Beautiful art as so many were.
Can’t find anything on G350…what was it?
The F key is just next to the G key on the keyboard, so I think what it was was a typo
I thought that might be the case but the height and shape of the bed doesn’t register
Its a custom bed on a chassis there are no provisions for wheel wells which means it is sitting up pretty high to clear the rear wheels.
Other than the bed height (which is kinda arbitrary as they were custom built a lot of the time) it looks right to me
https://www.streetsideclassics.com/vehicles/2984-dfw/1956-ford-f-350
No, I think it is one of these
https://en.wikipedia.org/wiki/Ford_FK#/media/File:Ford_K%C3%B6ln_Diesel_1957_v.jpg
The Ford FK, short for “Ford Köln,” is a series of medium-duty trucks built by Ford of Germany in their Cologne (Köln) plant in two generations from 1951 until 1961.
Apparently, the two-stroke diesel engines in the second generation were so bad that Ford Cologne left the truck business.
https://en.wikipedia.org/wiki/Ford_FK
Here is a manual for the 1956 Ford G350-700 Diesel Truck in Spanish
https://articulo.mercadolibre.com.ar/MLA-934170794-ford-g350-700-diesel-1956-camion-libro-manual-_JM
Isn’t G700 a Gyundai luxury division model?
It IS a Ford G-350. Apparently a Euro-market Ford truck.
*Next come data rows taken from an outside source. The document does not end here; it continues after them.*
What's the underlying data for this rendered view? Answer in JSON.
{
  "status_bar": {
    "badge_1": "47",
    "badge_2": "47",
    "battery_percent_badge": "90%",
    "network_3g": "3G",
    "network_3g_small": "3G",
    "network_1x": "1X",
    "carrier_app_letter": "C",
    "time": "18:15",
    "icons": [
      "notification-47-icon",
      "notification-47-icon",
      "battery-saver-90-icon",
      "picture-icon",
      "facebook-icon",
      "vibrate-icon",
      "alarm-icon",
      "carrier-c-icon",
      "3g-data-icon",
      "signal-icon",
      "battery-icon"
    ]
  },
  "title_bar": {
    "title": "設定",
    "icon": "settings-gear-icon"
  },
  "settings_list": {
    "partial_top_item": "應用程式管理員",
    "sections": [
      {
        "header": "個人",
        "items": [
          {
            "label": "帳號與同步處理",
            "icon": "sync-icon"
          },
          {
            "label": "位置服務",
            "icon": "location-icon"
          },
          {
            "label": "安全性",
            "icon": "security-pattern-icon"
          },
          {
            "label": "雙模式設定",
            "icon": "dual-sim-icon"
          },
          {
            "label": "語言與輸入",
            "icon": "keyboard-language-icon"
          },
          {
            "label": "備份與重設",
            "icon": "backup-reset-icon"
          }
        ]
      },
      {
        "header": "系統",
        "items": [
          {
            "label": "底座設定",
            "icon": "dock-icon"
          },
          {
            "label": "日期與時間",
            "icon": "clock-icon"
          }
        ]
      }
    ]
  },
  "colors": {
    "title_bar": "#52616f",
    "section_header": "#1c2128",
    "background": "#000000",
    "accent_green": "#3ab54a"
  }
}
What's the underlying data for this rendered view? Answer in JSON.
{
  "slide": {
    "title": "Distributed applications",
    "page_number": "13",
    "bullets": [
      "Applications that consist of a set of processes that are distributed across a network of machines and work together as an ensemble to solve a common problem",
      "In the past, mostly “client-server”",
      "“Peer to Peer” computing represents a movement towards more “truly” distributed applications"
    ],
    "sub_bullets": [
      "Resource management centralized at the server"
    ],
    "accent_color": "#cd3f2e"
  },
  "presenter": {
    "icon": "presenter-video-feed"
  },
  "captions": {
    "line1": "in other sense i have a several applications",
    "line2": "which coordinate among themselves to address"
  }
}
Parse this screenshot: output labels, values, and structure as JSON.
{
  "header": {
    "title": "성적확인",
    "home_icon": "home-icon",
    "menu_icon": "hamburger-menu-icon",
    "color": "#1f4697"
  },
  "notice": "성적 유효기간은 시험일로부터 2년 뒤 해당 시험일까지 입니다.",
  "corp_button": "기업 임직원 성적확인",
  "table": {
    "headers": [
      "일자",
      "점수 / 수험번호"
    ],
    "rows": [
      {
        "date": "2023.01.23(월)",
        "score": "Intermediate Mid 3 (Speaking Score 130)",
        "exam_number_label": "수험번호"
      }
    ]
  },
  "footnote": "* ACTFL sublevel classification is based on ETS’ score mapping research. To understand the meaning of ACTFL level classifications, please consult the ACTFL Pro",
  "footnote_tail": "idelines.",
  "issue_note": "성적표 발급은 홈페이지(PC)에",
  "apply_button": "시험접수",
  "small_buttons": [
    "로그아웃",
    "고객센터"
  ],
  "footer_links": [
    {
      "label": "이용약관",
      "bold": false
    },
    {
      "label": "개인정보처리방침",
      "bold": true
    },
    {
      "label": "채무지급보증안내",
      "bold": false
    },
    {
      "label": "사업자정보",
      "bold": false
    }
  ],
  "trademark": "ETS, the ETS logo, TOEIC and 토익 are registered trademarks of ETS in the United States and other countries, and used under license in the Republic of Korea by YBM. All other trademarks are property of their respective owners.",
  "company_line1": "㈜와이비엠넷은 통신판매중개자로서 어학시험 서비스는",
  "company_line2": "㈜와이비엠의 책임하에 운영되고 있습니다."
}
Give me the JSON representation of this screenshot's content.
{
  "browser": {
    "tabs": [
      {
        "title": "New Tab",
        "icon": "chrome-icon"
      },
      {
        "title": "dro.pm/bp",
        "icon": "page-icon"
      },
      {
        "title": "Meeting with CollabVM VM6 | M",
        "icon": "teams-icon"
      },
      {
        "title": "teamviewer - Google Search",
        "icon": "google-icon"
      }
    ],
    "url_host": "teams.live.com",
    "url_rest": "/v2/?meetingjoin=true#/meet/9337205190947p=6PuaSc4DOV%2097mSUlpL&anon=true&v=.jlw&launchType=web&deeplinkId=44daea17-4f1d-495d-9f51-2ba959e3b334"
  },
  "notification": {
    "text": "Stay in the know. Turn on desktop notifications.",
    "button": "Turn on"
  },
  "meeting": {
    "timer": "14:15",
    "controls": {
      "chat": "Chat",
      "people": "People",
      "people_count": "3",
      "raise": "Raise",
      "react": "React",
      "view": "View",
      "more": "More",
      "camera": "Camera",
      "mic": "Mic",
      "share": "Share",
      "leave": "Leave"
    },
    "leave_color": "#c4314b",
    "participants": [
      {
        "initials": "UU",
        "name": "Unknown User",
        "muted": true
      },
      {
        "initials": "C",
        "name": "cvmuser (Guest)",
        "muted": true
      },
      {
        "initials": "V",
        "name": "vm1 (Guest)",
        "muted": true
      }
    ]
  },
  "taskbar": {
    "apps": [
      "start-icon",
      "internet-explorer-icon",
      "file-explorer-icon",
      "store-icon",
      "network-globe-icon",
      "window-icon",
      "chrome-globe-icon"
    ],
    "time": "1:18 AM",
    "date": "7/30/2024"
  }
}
Here is the full brochure. In Dutch(?).
http://storm.oldcarmanualproject.com/fordg1956.htm
Dadgummit, Torch! You gotta tell us when we’re looking at a car from a domestic manufacturer that is only available overseas!
Man, Google will NOT give me any information on the G series. It seems to think I mean F every time. Even when I say ‘do not include F350’
See my comment for more info (intended to go here, but landed elsewhere on this page , sorry)
I think Torch buried the headline here. This truck was apparently available with either a 2 cycle V6 or V4 DIESEL!!
From the brochure it looks like the three engine options were two-stroke diesels of either V4 or V6 configuration, or a conventional gasoline flathead V8.